As if the weather was not enough of an obstacle to surveying, the team needed to have accurate geolocational data to have useful results. As this is a geological survey, it is being analyzed in precise detail. This is difficult to do if the coordinates of points are incorrect. However, the Ground Control Points (GCPs) that the GNS Science team initially used and thought would be permanent have moved! Some of them have been covered by sand (such as concrete blocks for storm protection) or destroyed (due to nearby road repairs). The land is constantly moving which makes it hard to get an accurate frame of reference. Now the team has integrated AeroPoints as ground control markers to get accurate surveying results. This is critically important as the data is being used to calculate elevation and volume changes at the site as part of official records.

AeroPoints on a beach
AeroPoints ensure accuracy but this was made difficult by the changing landscape of the beach and land management

Working with specialized mapping software

The team has to deal with everything from birds attacking the drone to people walking across the site mid-survey, making data collection a challenging endeavor. However, they are seasoned experts at drone surveying and have selected the right tools for the job. Once the photo data has been collected, they generate the models at the office. “We always know that once we are back in the office with the images, PIX4Dmapper will take care of everything else with ease”, says geologist Matt Hill of the GNS Science team. As PIX4Dmapper is a desktop product, the team can leave a project processing while they go out to survey another site, knowing they will be able to confidently analyze their results in 3D when ready. “The software has allowed us to repeat the same survey over several years to monitor the beach and provided information for scientific research about shallow marine landslides along this popular coastline and beach location,” Hill explains.

“The Pix4D software allowed us to rapidly and reliably deploy remotely piloted aircraft at the site. Within minutes of arriving, a flight plan was made with PIX4Dcapture and high-resolution orthophotographs and surface models could be generated in a few hours on our desktops for scientific analysis”. - Matt Hill, a geologist at GNS Science

As a result of repeatedly surveying the site, the GNS Science team now has accurate results and records of the shallow marine sediments for the area. These show how the beach has reformed remarkably fast thanks to deposits of wind-blown sand and longshore drift in the years since the landslide. They have historic aerial photographs of the area from as far back as 1944 that show how dynamic the site is.

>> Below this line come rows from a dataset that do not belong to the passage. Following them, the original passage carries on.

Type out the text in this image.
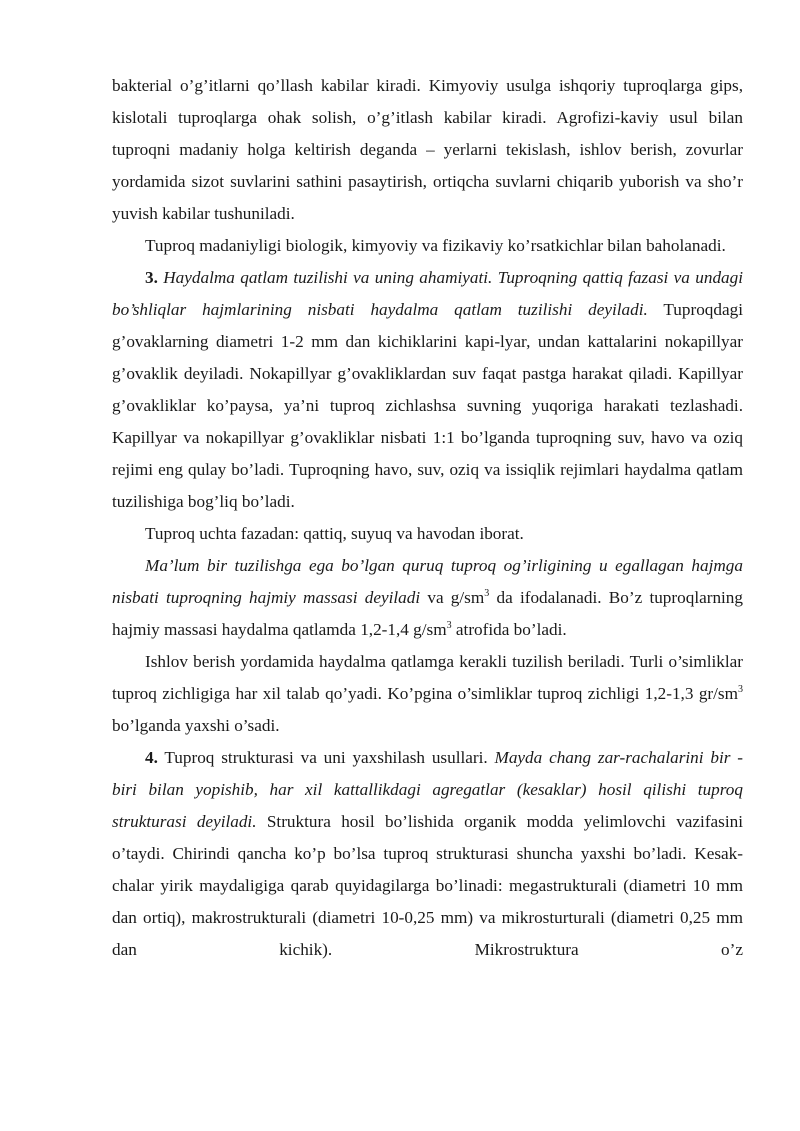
bakterial o’g’itlarni qo’llash kabilar kiradi. Kimyoviy usulga ishqoriy tuproqlarga gips, kislotali tuproqlarga ohak solish, o’g’itlash kabilar kiradi. Agrofizi-kaviy usul bilan tuproqni madaniy holga keltirish deganda – yerlarni tekislash, ishlov berish, zovurlar yordamida sizot suvlarini sathini pasaytirish, ortiqcha suvlarni chiqarib yuborish va sho’r yuvish kabilar tushuniladi.

Tuproq madaniyligi biologik, kimyoviy va fizikaviy ko’rsatkichlar bilan baholanadi.

3. Haydalma qatlam tuzilishi va uning ahamiyati. Tuproqning qattiq fazasi va undagi bo’shliqlar hajmlarining nisbati haydalma qatlam tuzilishi deyiladi. Tuproqdagi g’ovaklarning diametri 1-2 mm dan kichiklarini kapi-lyar, undan kattalarini nokapillyar g’ovaklik deyiladi. Nokapillyar g’ovakliklardan suv faqat pastga harakat qiladi. Kapillyar g’ovakliklar ko’paysa, ya’ni tuproq zichlashsa suvning yuqoriga harakati tezlashadi. Kapillyar va nokapillyar g’ovakliklar nisbati 1:1 bo’lganda tuproqning suv, havo va oziq rejimi eng qulay bo’ladi. Tuproqning havo, suv, oziq va issiqlik rejimlari haydalma qatlam tuzilishiga bog’liq bo’ladi.

Tuproq uchta fazadan: qattiq, suyuq va havodan iborat.

Ma’lum bir tuzilishga ega bo’lgan quruq tuproq og’irligining u egallagan hajmga nisbati tuproqning hajmiy massasi deyiladi va $g/sm^3$ da ifodalanadi. Bo’z tuproqlarning hajmiy massasi haydalma qatlamda 1,2-1,4 $g/sm^3$ atrofida bo’ladi.

Ishlov berish yordamida haydalma qatlamga kerakli tuzilish beriladi. Turli o’simliklar tuproq zichligiga har xil talab qo’yadi. Ko’pgina o’simliklar tuproq zichligi 1,2-1,3 $gr/sm^3$ bo’lganda yaxshi o’sadi.

4. Tuproq strukturasi va uni yaxshilash usullari. Mayda chang zar-rachalarini bir - biri bilan yopishib, har xil kattallikdagi agregatlar (kesaklar) hosil qilishi tuproq strukturasi deyiladi. Struktura hosil bo’lishida organik modda yelimlovchi vazifasini o’taydi. Chirindi qancha ko’p bo’lsa tuproq strukturasi shuncha yaxshi bo’ladi. Kesak-chalar yirik maydaligiga qarab quyidagilarga bo’linadi: megastrukturali (diametri 10 mm dan ortiq), makrostrukturali (diametri 10-0,25 mm) va mikrosturturali (diametri 0,25 mm dan kichik). Mikrostruktura o’z
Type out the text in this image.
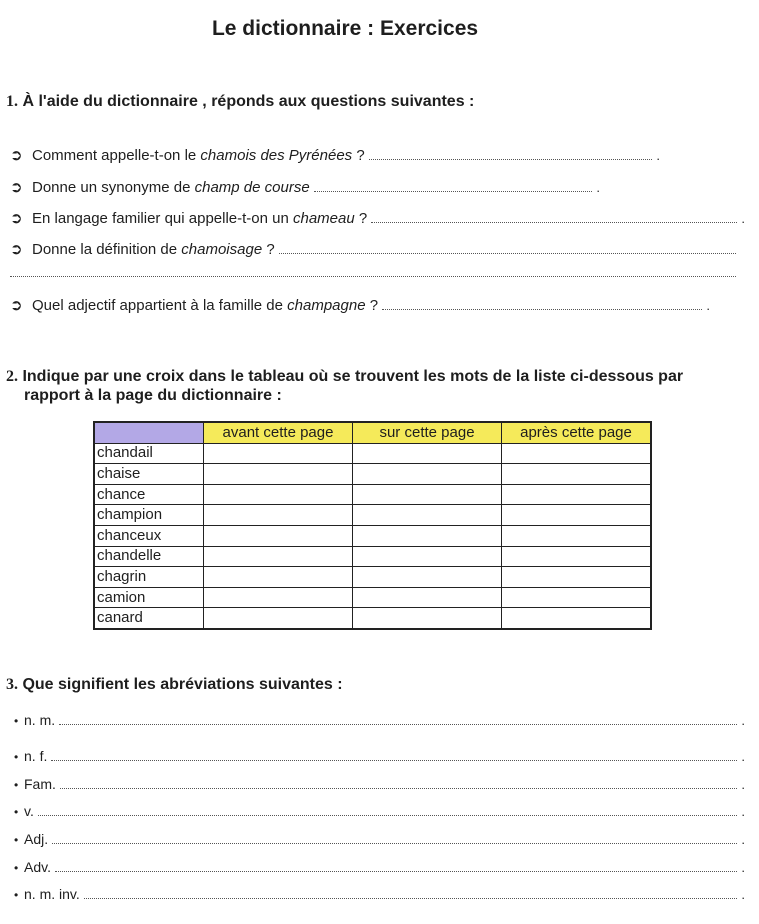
Le dictionnaire : Exercices
1. À l'aide du dictionnaire , réponds aux questions suivantes :
➲ Comment appelle-t-on le chamois des Pyrénées ?	.
➲ Donne un synonyme de champ de course	.
➲ En langage familier qui appelle-t-on un chameau ?	.
➲ Donne la définition de chamoisage ?
➲ Quel adjectif appartient à la famille de champagne ?	.
2. Indique par une croix dans le tableau où se trouvent les mots de la liste ci-dessous par
rapport à la page du dictionnaire :
	avant cette page	sur cette page	après cette page
chandail			
chaise			
chance			
champion			
chanceux			
chandelle			
chagrin			
camion			
canard			
3. Que signifient les abréviations suivantes :
• n. m.	.
• n. f.	.
• Fam.	.
• v.	.
• Adj.	.
• Adv.	.
• n. m. inv.	.
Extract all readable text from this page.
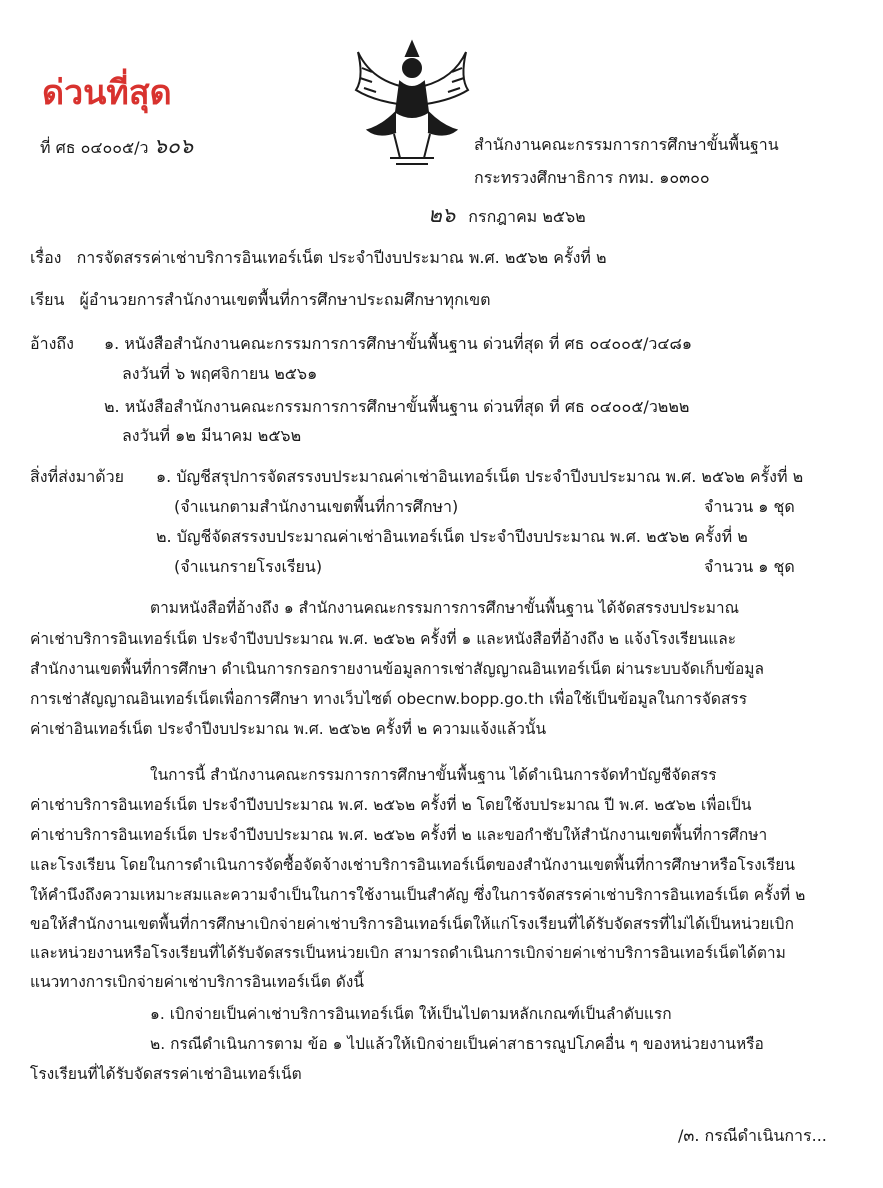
ด่วนที่สุด
ที่ ศธ ๐๔๐๐๕/ว ๖๐๖	สำนักงานคณะกรรมการการศึกษาขั้นพื้นฐาน
กระทรวงศึกษาธิการ กทม. ๑๐๓๐๐
๒๖ กรกฎาคม ๒๕๖๒
เรื่อง การจัดสรรค่าเช่าบริการอินเทอร์เน็ต ประจำปีงบประมาณ พ.ศ. ๒๕๖๒ ครั้งที่ ๒
เรียน ผู้อำนวยการสำนักงานเขตพื้นที่การศึกษาประถมศึกษาทุกเขต
อ้างถึง ๑. หนังสือสำนักงานคณะกรรมการการศึกษาขั้นพื้นฐาน ด่วนที่สุด ที่ ศธ ๐๔๐๐๕/ว๔๘๑
ลงวันที่ ๖ พฤศจิกายน ๒๕๖๑
๒. หนังสือสำนักงานคณะกรรมการการศึกษาขั้นพื้นฐาน ด่วนที่สุด ที่ ศธ ๐๔๐๐๕/ว๒๒๒
ลงวันที่ ๑๒ มีนาคม ๒๕๖๒
สิ่งที่ส่งมาด้วย ๑. บัญชีสรุปการจัดสรรงบประมาณค่าเช่าอินเทอร์เน็ต ประจำปีงบประมาณ พ.ศ. ๒๕๖๒ ครั้งที่ ๒
(จำแนกตามสำนักงานเขตพื้นที่การศึกษา)	จำนวน ๑ ชุด
๒. บัญชีจัดสรรงบประมาณค่าเช่าอินเทอร์เน็ต ประจำปีงบประมาณ พ.ศ. ๒๕๖๒ ครั้งที่ ๒
(จำแนกรายโรงเรียน)	จำนวน ๑ ชุด
ตามหนังสือที่อ้างถึง ๑ สำนักงานคณะกรรมการการศึกษาขั้นพื้นฐาน ได้จัดสรรงบประมาณ
ค่าเช่าบริการอินเทอร์เน็ต ประจำปีงบประมาณ พ.ศ. ๒๕๖๒ ครั้งที่ ๑ และหนังสือที่อ้างถึง ๒ แจ้งโรงเรียนและ
สำนักงานเขตพื้นที่การศึกษา ดำเนินการกรอกรายงานข้อมูลการเช่าสัญญาณอินเทอร์เน็ต ผ่านระบบจัดเก็บข้อมูล
การเช่าสัญญาณอินเทอร์เน็ตเพื่อการศึกษา ทางเว็บไซต์ obecnw.bopp.go.th เพื่อใช้เป็นข้อมูลในการจัดสรร
ค่าเช่าอินเทอร์เน็ต ประจำปีงบประมาณ พ.ศ. ๒๕๖๒ ครั้งที่ ๒ ความแจ้งแล้วนั้น
ในการนี้ สำนักงานคณะกรรมการการศึกษาขั้นพื้นฐาน ได้ดำเนินการจัดทำบัญชีจัดสรร
ค่าเช่าบริการอินเทอร์เน็ต ประจำปีงบประมาณ พ.ศ. ๒๕๖๒ ครั้งที่ ๒ โดยใช้งบประมาณ ปี พ.ศ. ๒๕๖๒ เพื่อเป็น
ค่าเช่าบริการอินเทอร์เน็ต ประจำปีงบประมาณ พ.ศ. ๒๕๖๒ ครั้งที่ ๒ และขอกำชับให้สำนักงานเขตพื้นที่การศึกษา
และโรงเรียน โดยในการดำเนินการจัดซื้อจัดจ้างเช่าบริการอินเทอร์เน็ตของสำนักงานเขตพื้นที่การศึกษาหรือโรงเรียน
ให้คำนึงถึงความเหมาะสมและความจำเป็นในการใช้งานเป็นสำคัญ ซึ่งในการจัดสรรค่าเช่าบริการอินเทอร์เน็ต ครั้งที่ ๒
ขอให้สำนักงานเขตพื้นที่การศึกษาเบิกจ่ายค่าเช่าบริการอินเทอร์เน็ตให้แก่โรงเรียนที่ได้รับจัดสรรที่ไม่ได้เป็นหน่วยเบิก
และหน่วยงานหรือโรงเรียนที่ได้รับจัดสรรเป็นหน่วยเบิก สามารถดำเนินการเบิกจ่ายค่าเช่าบริการอินเทอร์เน็ตได้ตาม
แนวทางการเบิกจ่ายค่าเช่าบริการอินเทอร์เน็ต ดังนี้
๑. เบิกจ่ายเป็นค่าเช่าบริการอินเทอร์เน็ต ให้เป็นไปตามหลักเกณฑ์เป็นลำดับแรก
๒. กรณีดำเนินการตาม ข้อ ๑ ไปแล้วให้เบิกจ่ายเป็นค่าสาธารณูปโภคอื่น ๆ ของหน่วยงานหรือ
โรงเรียนที่ได้รับจัดสรรค่าเช่าอินเทอร์เน็ต
/๓. กรณีดำเนินการ...
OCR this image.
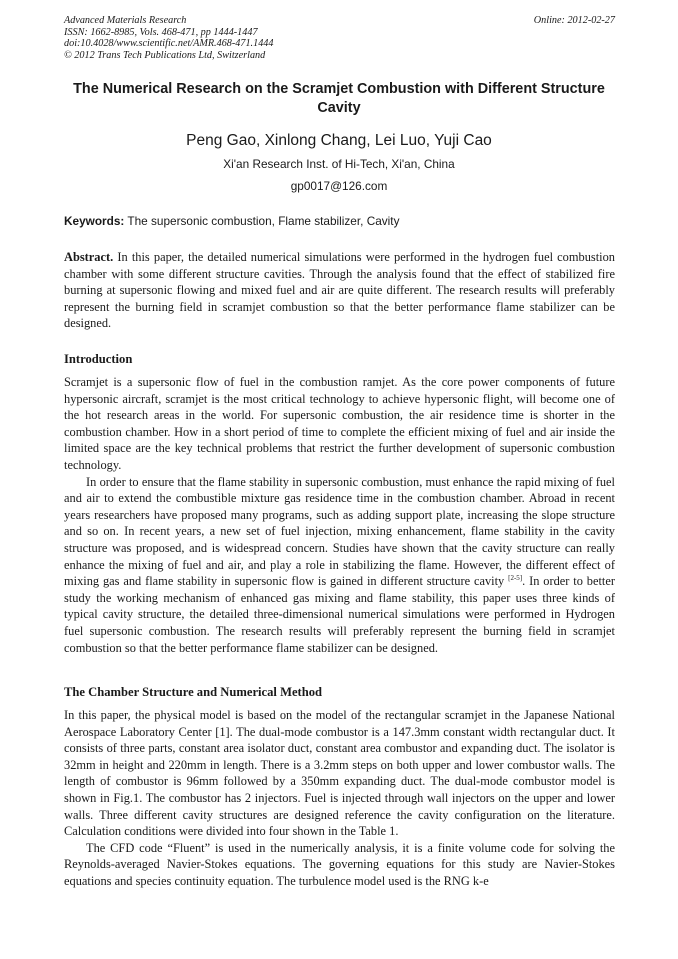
Advanced Materials Research
ISSN: 1662-8985, Vols. 468-471, pp 1444-1447
doi:10.4028/www.scientific.net/AMR.468-471.1444
© 2012 Trans Tech Publications Ltd, Switzerland
Online: 2012-02-27
The Numerical Research on the Scramjet Combustion with Different Structure Cavity
Peng Gao, Xinlong Chang, Lei Luo, Yuji Cao
Xi'an Research Inst. of Hi-Tech, Xi'an, China
gp0017@126.com
Keywords: The supersonic combustion, Flame stabilizer, Cavity

Abstract. In this paper, the detailed numerical simulations were performed in the hydrogen fuel combustion chamber with some different structure cavities. Through the analysis found that the effect of stabilized fire burning at supersonic flowing and mixed fuel and air are quite different. The research results will preferably represent the burning field in scramjet combustion so that the better performance flame stabilizer can be designed.

Introduction

Scramjet is a supersonic flow of fuel in the combustion ramjet. As the core power components of future hypersonic aircraft, scramjet is the most critical technology to achieve hypersonic flight, will become one of the hot research areas in the world. For supersonic combustion, the air residence time is shorter in the combustion chamber. How in a short period of time to complete the efficient mixing of fuel and air inside the limited space are the key technical problems that restrict the further development of supersonic combustion technology.

In order to ensure that the flame stability in supersonic combustion, must enhance the rapid mixing of fuel and air to extend the combustible mixture gas residence time in the combustion chamber. Abroad in recent years researchers have proposed many programs, such as adding support plate, increasing the slope structure and so on. In recent years, a new set of fuel injection, mixing enhancement, flame stability in the cavity structure was proposed, and is widespread concern. Studies have shown that the cavity structure can really enhance the mixing of fuel and air, and play a role in stabilizing the flame. However, the different effect of mixing gas and flame stability in supersonic flow is gained in different structure cavity [2-5]. In order to better study the working mechanism of enhanced gas mixing and flame stability, this paper uses three kinds of typical cavity structure, the detailed three-dimensional numerical simulations were performed in Hydrogen fuel supersonic combustion. The research results will preferably represent the burning field in scramjet combustion so that the better performance flame stabilizer can be designed.

The Chamber Structure and Numerical Method

In this paper, the physical model is based on the model of the rectangular scramjet in the Japanese National Aerospace Laboratory Center [1]. The dual-mode combustor is a 147.3mm constant width rectangular duct. It consists of three parts, constant area isolator duct, constant area combustor and expanding duct. The isolator is 32mm in height and 220mm in length. There is a 3.2mm steps on both upper and lower combustor walls. The length of combustor is 96mm followed by a 350mm expanding duct. The dual-mode combustor model is shown in Fig.1. The combustor has 2 injectors. Fuel is injected through wall injectors on the upper and lower walls. Three different cavity structures are designed reference the cavity configuration on the literature. Calculation conditions were divided into four shown in the Table 1.

The CFD code “Fluent” is used in the numerically analysis, it is a finite volume code for solving the Reynolds-averaged Navier-Stokes equations. The governing equations for this study are Navier-Stokes equations and species continuity equation. The turbulence model used is the RNG k-e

Diagrams comparing images from 2017 to after the landslide
Comparing records of the site as far back as the 1940s provides a detailed site history

PIX4Dmapper produced their results within hours, providing surface models and orthophotographs which has been integrated into the GIS of GNS Science and the scientific analysis of the area. Repated surveys are easier than ever with the parameters saved in PIX4Dcapture and PIX4Dmapper, making the entire workflow more streamlined. As a result, GNS Science has completed extensive research in the area, and will continue to monitor changes as they investigate the geology of their region with PIX4Dmapper.